"Because I want to know."
Joseph looks at me with his heavy, searching gaze.
Then, without affectation, he seems to be ransacking his memory in search of recollections that are already old.
And he answers: "Indeed, I do not remember exactly; I think, though, that it was on a Saturday."
"The Saturday when the body of the little Claire was found in the woods?" I go on, giving to this inquiry, too quickly uttered, an aggressive tone.
Joseph does not take his eyes from mine.
His look has become so sharp and so terrible that, in spite of my customary effrontery, I am obliged to turn away my head.
"Possibly," he says again; "indeed, I really think that it was that Saturday."
And he adds:
"Oh! these confounded women!
You would do much better to think of something else.
If you read the newspaper, you would see that they have been killing Jews again in Algeria.
That at least is something worth while."
Apart from his look, he is calm, natural, almost good-natured.
His gestures are easy; his voice no longer trembles.
I become silent, and Joseph, picking up the newspaper that he had laid on the table, begins to read again, in the most tranquil fashion in the world.
For my part, I have begun to dream again.
Now that I am about it, I should like to find in Joseph's life some act of real ferocity.

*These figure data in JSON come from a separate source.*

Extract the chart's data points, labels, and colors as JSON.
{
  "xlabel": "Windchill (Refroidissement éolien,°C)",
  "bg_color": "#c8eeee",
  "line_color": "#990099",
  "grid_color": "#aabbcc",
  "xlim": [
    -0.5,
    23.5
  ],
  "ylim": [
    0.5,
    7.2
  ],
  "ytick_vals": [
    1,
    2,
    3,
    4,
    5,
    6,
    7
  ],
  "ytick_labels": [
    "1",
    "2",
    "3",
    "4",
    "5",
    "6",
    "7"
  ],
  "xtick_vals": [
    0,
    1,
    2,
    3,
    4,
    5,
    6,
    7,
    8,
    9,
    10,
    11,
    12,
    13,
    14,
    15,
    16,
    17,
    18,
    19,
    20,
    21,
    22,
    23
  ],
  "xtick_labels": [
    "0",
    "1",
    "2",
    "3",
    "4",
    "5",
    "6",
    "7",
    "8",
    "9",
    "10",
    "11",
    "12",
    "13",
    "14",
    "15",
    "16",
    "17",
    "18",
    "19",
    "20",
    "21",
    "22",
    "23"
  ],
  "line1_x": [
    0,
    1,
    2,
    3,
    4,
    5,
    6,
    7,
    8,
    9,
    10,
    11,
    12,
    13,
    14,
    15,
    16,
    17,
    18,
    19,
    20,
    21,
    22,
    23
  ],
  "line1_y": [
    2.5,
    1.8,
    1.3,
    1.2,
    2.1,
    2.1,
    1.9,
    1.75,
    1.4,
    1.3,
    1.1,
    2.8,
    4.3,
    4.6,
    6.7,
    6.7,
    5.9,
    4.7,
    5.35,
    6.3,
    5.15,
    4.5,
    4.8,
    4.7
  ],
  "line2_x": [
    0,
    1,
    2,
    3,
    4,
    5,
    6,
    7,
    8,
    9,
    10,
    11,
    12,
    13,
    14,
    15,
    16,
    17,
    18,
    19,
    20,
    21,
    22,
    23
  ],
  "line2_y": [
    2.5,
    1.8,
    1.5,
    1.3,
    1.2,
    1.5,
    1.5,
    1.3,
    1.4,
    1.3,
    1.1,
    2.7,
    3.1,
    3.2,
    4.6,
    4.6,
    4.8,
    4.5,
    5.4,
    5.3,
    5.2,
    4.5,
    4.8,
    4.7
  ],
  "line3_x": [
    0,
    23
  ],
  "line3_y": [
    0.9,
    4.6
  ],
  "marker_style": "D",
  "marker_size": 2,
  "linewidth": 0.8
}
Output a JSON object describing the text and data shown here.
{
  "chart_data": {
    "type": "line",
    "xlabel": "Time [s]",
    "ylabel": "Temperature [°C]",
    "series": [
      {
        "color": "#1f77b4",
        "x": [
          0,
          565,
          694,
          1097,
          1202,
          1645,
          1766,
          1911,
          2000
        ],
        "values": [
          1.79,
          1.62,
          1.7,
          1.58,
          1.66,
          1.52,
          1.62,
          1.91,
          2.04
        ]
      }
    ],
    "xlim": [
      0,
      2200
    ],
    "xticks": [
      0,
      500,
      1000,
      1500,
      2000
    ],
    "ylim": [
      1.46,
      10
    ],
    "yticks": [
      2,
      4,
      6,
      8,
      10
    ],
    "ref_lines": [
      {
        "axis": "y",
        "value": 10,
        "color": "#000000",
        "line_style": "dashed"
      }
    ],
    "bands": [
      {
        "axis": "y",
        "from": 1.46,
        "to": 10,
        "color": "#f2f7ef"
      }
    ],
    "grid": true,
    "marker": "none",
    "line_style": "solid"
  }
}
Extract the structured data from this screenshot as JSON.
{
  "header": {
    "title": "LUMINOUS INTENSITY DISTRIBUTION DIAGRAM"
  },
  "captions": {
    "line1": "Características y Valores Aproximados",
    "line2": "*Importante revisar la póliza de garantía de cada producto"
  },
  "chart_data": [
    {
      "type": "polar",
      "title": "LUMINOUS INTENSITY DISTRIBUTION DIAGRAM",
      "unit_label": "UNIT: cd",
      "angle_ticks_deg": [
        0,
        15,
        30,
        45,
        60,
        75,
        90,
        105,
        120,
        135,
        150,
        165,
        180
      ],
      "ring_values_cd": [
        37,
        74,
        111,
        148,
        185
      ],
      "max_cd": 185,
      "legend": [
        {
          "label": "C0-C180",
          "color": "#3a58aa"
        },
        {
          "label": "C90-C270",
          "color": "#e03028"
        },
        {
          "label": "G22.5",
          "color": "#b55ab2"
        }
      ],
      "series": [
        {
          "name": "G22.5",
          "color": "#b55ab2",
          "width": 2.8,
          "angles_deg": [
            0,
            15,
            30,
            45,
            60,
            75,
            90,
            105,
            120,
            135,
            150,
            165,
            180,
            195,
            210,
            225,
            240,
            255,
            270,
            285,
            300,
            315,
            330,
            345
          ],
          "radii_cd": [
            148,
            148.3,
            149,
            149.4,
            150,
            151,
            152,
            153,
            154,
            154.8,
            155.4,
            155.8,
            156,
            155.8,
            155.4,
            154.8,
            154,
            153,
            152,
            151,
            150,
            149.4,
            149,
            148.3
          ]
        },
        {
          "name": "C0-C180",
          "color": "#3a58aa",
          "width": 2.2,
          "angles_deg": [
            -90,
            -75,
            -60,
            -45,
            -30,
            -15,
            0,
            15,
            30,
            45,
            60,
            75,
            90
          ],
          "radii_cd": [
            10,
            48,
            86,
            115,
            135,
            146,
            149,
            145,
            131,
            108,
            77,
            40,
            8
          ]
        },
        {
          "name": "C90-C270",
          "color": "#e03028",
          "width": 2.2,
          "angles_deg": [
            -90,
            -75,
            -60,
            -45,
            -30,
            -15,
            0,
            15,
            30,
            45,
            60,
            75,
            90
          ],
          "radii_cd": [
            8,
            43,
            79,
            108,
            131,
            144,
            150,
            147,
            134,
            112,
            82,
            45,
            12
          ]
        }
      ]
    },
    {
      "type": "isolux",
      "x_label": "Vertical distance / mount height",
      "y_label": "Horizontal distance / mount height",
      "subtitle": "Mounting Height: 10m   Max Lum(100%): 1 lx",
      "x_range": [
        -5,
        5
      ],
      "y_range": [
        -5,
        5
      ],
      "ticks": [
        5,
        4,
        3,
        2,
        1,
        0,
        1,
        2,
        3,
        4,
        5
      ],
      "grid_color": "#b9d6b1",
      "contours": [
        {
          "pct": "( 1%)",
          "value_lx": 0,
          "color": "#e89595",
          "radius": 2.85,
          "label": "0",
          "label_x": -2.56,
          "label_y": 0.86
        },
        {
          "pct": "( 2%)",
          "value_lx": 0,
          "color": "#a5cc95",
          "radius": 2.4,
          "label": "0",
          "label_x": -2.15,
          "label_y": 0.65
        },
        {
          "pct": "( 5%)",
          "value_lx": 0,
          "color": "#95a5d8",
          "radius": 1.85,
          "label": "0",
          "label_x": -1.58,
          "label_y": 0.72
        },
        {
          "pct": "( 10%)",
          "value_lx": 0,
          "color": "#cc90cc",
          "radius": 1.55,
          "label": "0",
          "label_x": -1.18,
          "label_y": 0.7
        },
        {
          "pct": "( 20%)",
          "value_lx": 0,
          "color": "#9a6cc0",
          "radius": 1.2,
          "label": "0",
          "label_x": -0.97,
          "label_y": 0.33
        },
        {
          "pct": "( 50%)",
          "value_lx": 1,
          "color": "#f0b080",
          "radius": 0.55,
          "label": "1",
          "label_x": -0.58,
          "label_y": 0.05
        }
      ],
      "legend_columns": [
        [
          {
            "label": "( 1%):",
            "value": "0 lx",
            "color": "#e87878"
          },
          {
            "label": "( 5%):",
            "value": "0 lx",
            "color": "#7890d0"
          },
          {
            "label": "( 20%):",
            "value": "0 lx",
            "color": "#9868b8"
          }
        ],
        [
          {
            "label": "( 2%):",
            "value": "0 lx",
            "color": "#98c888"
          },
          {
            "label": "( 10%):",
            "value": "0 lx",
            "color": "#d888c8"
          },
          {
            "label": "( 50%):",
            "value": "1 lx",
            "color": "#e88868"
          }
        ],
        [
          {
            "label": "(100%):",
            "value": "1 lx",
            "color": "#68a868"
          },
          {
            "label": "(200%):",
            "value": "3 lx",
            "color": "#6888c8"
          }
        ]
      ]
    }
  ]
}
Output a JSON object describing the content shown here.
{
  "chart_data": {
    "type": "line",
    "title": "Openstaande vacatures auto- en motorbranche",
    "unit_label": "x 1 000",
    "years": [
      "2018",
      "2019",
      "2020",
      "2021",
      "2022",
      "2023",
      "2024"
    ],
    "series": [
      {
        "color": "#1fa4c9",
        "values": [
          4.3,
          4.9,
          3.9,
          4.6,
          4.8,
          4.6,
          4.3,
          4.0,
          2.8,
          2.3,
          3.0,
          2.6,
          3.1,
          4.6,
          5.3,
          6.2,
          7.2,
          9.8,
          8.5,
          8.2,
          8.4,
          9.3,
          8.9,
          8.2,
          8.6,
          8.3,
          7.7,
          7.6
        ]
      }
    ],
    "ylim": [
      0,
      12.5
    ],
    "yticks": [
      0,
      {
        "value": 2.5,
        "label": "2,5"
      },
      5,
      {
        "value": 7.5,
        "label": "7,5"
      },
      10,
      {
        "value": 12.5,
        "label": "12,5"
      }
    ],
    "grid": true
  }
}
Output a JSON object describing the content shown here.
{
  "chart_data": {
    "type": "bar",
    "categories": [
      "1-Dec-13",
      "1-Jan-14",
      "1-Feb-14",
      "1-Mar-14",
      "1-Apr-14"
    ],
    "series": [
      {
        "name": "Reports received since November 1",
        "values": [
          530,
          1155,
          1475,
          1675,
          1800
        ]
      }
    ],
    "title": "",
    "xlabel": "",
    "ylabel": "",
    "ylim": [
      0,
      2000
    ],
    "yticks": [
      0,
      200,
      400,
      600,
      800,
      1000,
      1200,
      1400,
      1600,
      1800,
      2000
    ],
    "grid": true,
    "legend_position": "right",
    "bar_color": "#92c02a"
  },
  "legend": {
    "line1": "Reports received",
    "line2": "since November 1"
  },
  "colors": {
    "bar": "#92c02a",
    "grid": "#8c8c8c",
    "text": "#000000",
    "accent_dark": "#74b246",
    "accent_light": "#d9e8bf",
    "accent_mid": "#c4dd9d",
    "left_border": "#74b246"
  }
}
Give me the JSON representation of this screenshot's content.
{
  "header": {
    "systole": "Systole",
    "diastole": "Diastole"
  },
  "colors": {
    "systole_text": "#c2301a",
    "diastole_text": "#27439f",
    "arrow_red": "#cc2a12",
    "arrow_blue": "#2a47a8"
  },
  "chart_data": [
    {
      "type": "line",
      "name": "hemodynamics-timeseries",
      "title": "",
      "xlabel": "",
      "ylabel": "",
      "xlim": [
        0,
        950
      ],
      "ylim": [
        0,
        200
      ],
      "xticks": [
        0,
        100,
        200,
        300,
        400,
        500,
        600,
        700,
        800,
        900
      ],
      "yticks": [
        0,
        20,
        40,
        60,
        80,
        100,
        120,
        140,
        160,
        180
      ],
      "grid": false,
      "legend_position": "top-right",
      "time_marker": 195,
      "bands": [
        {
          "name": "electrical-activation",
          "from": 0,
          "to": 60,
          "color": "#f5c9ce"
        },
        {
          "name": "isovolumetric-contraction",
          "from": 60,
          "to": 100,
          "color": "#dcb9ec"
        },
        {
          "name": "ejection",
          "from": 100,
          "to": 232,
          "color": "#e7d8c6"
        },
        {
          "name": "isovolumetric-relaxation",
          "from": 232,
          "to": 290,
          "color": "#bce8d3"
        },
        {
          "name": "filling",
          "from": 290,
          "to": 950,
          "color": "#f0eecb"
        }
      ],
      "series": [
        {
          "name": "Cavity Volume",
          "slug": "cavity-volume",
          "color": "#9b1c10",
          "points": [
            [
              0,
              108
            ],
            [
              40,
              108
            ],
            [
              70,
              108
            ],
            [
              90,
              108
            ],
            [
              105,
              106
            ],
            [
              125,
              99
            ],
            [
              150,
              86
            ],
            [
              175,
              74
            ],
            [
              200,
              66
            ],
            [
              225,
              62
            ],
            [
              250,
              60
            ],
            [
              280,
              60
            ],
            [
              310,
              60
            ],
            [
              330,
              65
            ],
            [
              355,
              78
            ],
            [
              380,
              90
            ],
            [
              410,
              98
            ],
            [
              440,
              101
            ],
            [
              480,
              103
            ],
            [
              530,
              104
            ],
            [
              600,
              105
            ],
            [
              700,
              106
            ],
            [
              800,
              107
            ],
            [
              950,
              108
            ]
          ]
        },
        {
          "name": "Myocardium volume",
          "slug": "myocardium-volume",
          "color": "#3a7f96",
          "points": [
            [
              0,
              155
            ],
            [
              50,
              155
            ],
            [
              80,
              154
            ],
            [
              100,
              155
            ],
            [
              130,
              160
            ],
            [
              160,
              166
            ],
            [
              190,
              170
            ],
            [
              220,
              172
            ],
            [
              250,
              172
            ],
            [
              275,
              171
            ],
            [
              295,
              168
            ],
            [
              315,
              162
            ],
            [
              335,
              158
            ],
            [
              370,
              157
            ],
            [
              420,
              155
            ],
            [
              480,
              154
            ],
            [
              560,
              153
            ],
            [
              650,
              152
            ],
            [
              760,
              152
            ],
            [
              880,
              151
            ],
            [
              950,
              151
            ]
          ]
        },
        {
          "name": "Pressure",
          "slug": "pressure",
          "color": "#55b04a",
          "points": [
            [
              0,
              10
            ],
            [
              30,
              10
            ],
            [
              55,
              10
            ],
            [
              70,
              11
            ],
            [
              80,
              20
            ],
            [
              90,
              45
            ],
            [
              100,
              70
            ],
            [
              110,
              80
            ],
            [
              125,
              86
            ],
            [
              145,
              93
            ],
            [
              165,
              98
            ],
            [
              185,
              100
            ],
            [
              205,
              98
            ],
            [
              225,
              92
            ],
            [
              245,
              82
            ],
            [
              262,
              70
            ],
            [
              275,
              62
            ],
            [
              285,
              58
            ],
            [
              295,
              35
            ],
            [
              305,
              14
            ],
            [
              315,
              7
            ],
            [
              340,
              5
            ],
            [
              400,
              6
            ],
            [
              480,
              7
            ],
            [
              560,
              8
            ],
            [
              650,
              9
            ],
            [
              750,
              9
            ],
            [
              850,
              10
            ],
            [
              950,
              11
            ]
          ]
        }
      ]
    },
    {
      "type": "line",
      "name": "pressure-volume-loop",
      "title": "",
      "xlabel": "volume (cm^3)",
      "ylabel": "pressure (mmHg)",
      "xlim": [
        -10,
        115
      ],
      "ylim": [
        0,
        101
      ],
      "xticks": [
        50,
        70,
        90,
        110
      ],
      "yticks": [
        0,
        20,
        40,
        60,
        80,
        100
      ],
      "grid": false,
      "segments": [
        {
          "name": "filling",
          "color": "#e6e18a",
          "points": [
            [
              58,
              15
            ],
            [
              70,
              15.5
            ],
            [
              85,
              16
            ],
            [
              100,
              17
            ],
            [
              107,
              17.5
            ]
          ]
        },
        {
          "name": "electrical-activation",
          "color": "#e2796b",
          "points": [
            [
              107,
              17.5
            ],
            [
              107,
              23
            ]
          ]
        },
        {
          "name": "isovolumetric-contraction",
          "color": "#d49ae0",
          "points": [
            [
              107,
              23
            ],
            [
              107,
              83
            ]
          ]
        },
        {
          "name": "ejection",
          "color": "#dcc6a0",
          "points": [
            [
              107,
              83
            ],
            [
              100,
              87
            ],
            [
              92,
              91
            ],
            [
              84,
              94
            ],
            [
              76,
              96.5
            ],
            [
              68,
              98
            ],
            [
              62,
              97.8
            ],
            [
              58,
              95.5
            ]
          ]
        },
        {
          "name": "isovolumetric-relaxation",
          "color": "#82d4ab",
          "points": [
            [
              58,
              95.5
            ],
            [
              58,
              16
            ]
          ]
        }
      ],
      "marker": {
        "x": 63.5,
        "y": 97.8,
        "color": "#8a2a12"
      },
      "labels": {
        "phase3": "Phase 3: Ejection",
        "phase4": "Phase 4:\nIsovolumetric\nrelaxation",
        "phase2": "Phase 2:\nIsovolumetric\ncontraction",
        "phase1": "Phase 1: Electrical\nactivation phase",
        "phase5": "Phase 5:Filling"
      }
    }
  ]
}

His hatred of the Jews, his continual threats to torture, kill, and burn them,—all this, perhaps, is nothing but swagger, and political swagger at that.
I am looking for something more precise and formal, some unmistakable evidence of Joseph's criminal temperament.
And I find nothing but vague and moral impressions, hypotheses to which my desire or my fear that they may be undeniable realities gives an importance and a significance which undoubtedly they do not possess. My desire or my fear? I do not know which of these two sentiments it is that moves me.
But yes. Here is a fact, a real fact, a horrible fact, a revealing fact. I do not invent it; I do not exaggerate it; I did not dream it; it is exactly as I state it.
It is one of Joseph's duties to kill the chickens, rabbits, and ducks.
He kills the ducks by the old Norman method of burying a pin in their head.
He could kill them with a blow, without giving them pain.
But he loves to prolong their suffering by skilful refinements of torture. He loves to feel their flesh quiver and their heart beat in his hands; he loves to follow, to count, to hold in his hands, their suffering, their convulsions, their death. Once I saw Joseph kill a duck.
He held it between his knees.
With one hand he grasped it by the neck, with the other he buried a pin in its head; and then he turned and turned the pin in the head, with a slow and regular movement.
One would have thought he was grinding coffee. And, as he turned the pin, Joseph said, with savage joy:
"It is necessary to make it suffer.
The more it suffers, the better its blood will taste."
The animal had freed its wings from Joseph's knees; they were beating, beating. Its neck, in spite of Joseph's grasp, twisted into a frightful spiral, and beneath its feathers its flesh heaved. Then Joseph threw the animal upon the stone floor of the kitchen, and, with elbows on his knees and chin in his joined palms, he began to follow, with a look of hideous satisfaction, its bounds, its convulsions, the mad scratching of its yellow claws upon the floor.
"Stop then, Joseph," I cried.
"Kill it at once; it is horrible to make animals suffer."
And Joseph answered: "That amuses me.
I like to see that."
I recall this memory; I evoke all its sinister details; I hear all the words that were spoken.
And I have a desire, a still more violent desire, to cry to Joseph:
"It was you who outraged the little Claire in the woods. Yes, yes; I am sure of it now; it was you, you, you, old pig."
There is no longer any doubt of it; Joseph must be a tremendous scoundrel.
And this opinion that I have of his moral personality, instead of driving me from him, far from placing a wall of horror between us, causes me, not to love him perhaps, but to take an enormous interest in him.
It is queer, but I have always had a weakness for scoundrels.
There is something unexpected about them that lashes the blood,—a special odor that intoxicates you,—something strong and bitter that attracts you sexually.
However infamous scoundrels may be, they are never as infamous as the respectable people.
What annoys me about Joseph is that he has the reputation, and, to one who does not know his eyes, the manners, of an honest man.
I should like him better if he were a frank and impudent scoundrel.
It is true that he would lose that halo of mystery, that prestige of the unknown, which moves and troubles and attracts me—yes, really, attracts me—toward this old monster.
Now I am calmer, because I am certain, and because nothing henceforth can remove the certainty from my mind, that it was he who outraged the little Claire in the woods. _____
For some time I have noticed that I have made a considerable impression upon Joseph's heart.
His bad reception of me is at an end; his silence toward me is no longer hostile or contemptuous, and there is something approaching tenderness in his nudges.
His looks have no more hatred in them,—did they ever have any, however?—and, if they are still so terrible at times, it is because he is seeking to know me better, always better, and wishes to try me.